Cela va faire treize ans que les gallois de Bullet For My Valentine sont arrivés sur la scène metal de manière fracassante avec le plébiscité The Poison (2005). Depuis, le groupe a enchainé les succès sur un rythme de croisière, au moins jusqu’à Fever (2010). Justement, la volonté du groupe de sortir de sa zone de confort avait froissé certains fans qui ne se retrouvaient pas dans le mitigé Temper Temper (2013), Bullet For My Valentine s’est empressé de corriger le tir en revenant à sa formule initiale faite de mélodies heavy et de shreds avec Venom (2015). Pourquoi revenir sur la carrière bien connue du quatuor ? Parce que celle-ci prend un tournant décisif à l’occasion de la sortie de leur nouvel opus intitulé Gravity. Nouveau line-up avec l’arrivée du batteur Jason Bowld remplaçant le membre original Michael « Moose » Thomas, sans compter la première participation du bassiste Jamie Mathias à un album, et nouvelle orientation musicale. Au contraire de Temper Temper, Matt Tuck voit en Gravity l’occasion d’affirmer et d’entériner l’évolution du groupe.

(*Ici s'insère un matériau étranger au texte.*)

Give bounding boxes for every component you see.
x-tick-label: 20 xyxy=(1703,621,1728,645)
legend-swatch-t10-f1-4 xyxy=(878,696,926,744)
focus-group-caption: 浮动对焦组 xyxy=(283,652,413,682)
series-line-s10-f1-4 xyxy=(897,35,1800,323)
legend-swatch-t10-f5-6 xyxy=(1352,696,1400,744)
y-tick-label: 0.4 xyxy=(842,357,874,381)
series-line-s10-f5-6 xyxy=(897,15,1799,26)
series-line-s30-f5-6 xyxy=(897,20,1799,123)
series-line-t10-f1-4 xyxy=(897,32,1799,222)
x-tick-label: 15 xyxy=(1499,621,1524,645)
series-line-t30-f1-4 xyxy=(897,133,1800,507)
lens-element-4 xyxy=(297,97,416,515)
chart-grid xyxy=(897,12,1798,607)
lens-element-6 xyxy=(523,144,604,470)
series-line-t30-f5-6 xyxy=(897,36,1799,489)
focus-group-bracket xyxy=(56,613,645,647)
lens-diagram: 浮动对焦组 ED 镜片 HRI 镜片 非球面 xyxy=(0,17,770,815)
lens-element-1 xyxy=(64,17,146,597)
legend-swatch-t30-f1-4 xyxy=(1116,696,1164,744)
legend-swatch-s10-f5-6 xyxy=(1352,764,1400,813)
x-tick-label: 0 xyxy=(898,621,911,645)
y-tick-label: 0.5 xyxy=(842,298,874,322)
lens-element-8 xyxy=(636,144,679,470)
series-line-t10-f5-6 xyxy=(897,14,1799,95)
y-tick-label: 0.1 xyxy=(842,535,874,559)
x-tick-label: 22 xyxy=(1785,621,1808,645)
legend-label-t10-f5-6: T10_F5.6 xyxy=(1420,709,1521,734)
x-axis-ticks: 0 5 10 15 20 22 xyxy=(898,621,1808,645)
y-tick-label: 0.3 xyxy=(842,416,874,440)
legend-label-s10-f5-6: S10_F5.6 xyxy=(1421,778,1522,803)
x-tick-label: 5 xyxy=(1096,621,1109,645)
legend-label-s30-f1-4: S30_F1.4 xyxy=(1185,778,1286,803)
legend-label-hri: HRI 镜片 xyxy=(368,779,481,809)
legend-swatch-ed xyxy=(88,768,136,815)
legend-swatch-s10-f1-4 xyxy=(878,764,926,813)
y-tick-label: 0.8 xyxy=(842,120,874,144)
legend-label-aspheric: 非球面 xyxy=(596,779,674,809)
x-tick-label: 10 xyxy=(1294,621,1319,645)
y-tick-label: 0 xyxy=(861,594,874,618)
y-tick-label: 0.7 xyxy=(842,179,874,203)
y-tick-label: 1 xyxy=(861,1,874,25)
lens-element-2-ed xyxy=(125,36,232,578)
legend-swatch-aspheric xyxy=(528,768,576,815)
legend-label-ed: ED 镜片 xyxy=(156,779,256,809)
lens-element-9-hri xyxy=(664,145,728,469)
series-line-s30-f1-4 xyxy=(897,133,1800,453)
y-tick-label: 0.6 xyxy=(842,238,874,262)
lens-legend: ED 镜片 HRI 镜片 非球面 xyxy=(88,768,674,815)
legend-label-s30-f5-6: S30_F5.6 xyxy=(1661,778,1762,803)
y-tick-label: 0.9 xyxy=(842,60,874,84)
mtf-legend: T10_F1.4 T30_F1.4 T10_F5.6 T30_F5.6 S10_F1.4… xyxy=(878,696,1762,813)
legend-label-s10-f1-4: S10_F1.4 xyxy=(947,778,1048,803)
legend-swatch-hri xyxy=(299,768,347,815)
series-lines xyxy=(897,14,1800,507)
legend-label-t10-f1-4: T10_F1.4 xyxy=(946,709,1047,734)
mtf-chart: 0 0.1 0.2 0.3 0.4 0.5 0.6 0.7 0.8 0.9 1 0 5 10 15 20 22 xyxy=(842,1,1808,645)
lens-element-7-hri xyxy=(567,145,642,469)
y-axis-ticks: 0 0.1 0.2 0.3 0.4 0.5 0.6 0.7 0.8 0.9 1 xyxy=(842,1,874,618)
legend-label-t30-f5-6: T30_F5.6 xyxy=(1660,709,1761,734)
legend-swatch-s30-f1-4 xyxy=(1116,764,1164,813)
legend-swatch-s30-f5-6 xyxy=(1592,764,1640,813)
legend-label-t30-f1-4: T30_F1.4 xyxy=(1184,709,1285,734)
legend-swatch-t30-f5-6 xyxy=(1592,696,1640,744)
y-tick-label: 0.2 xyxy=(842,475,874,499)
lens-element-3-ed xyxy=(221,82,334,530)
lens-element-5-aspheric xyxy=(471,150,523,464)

Effectivement, ceux qui ont suivi Bullet For My Valentine depuis leurs débuts doivent se faire une raison. Le groupe ne souhaite pas rester figé dans un espace-temps qui ne lui appartient plus dans le seul objectif de satisfaire ses fans. Sur ce plan, difficile de blâmer Matt Tuck lorsqu’il évoque le besoin du groupe de « se revigorer ». Par ailleurs, c’est ce même Matt Tuck qui s’est réellement mis en avant dans le processus de composition via des textes directement liés à sa vie personnelle et aux évènements difficiles qu’il a traversé. Le premier constat à l’écoute de Gravity est simple : exit les soli, les démonstrations techniques et tout artifice flamboyant. Bullet For My Valentine privilégie les compositions par couches et une forme de « simplicité » apparente pour mettre davantage en valeur les refrains. Toute la démarche a été repensée, jusqu’à consulter des producteurs extérieurs au monde du metal (tel le DJ Matt Schwartze qui a travaillé avec Massive Attack). Ce recours aux inspirations de la musique électronique se perçoit notamment sur « The Very Last Time » (qui fera indéniablement jaser les puristes) reprenant quelques poncifs de l’EDM sur les gradations mélodiques. Les arrangements électroniques ne sont pas nouveaux pour Bullet For My Valentine, en revanche leur intégration et leur prégnance illustrent la nouvelle facette du groupe et ce dès l’introduction de « Leap Of Faith ». Alternance d’ambiances électro éthérées (proches de celle d’un Linkin Park) portées par la voix d’un Matt Tuck plus « sensible » et riffs rentre-dedans facilement appréhensibles, le Bullet For My Valentine 2.0 se rapproche furieusement de l’évolution de Bring Me The Horizon sur That’s The Spirit (2015) (jusque dans l’utilisation de chœurs sur « Leap Of Faith »). Il y a même une légère influence deftonienne sur le début de « Piece Of Me » avec ce filet de guitare soutenu par le jeu de batterie tout en tension de Jason Bowld. Par ailleurs, ce dernier a parfaitement rempli le contrat : les parties rythmiques du groupe n’ont jamais été aussi épurées sans perdre en subtilité, ce qui renforce inévitablement l’accroche des compositions.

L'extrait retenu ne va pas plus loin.